Last week The Shmata Queen and I had a conversation about some of the changes in our lives and how they seemed to sneak up on us. In particular it covered how we went from being the kids in the office to someplace in between that and the grizzled veteran.
Now you have to remember that the queen is much, much older than I am and as a result is a bit sensitive about her age. Being a smart fellow I was careful not to remind her that in a couple of years she’ll be 50 because she has one hell of a right hook. One of these days I’ll have to teach her not to drop her left because it leaves her wide open.
Anyway, the conversation was timely in that earlier this evening a good friend called and asked me when we got old. I laughed and told him that his punishment for working in television is to constantly be surrounded by utes.

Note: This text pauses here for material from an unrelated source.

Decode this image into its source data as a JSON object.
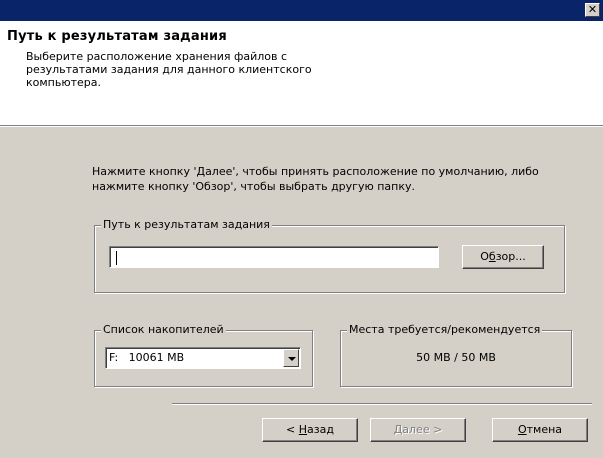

But there is something to it, the conversation that is. I don’t feel particularly old but in certain settings I have really begun to notice it. Two recent examples:
During a meeting with clients they ask how my flight was which leads into a whole conversation about business travel and 9/11. We share stories. I relate how the day felt so surreal to me. I watched the news, saw the towers fall and watched as my son played with his blocks, oblivious to the events around him.

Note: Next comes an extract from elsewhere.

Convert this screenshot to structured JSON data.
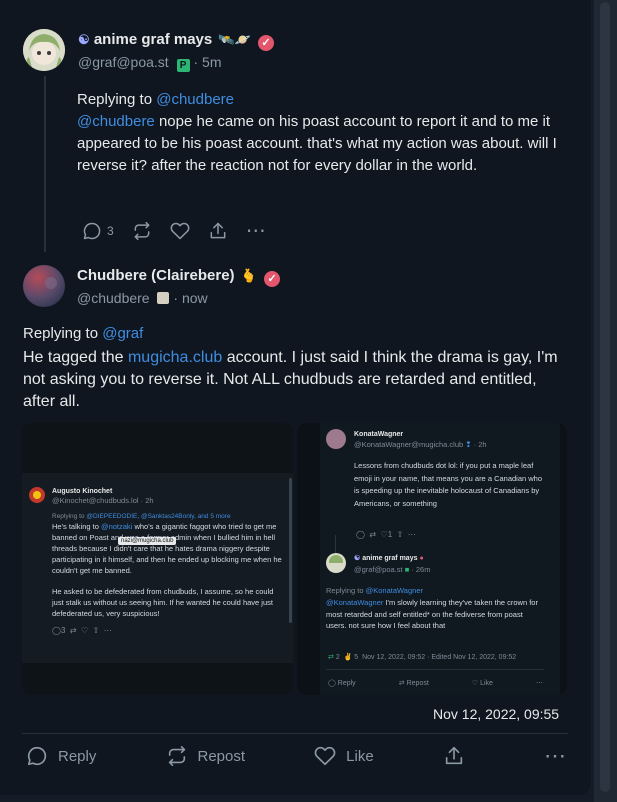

One of the women in the meeting smiles and says that she was in high school and then the other says that she was a freshman in college. Suddenly I realize that I am more than a couple of years older than everyone in there. On the one hand it is not that big a deal, I can still relate to everyone in there. On the other hand none of them are married or parents so they can’t quite relate as well to me.
In the end it didn’t prevent us from coming to an agreement but it did make me think about how fast the years seem to be going by. There is so much to do and so little time to do it in.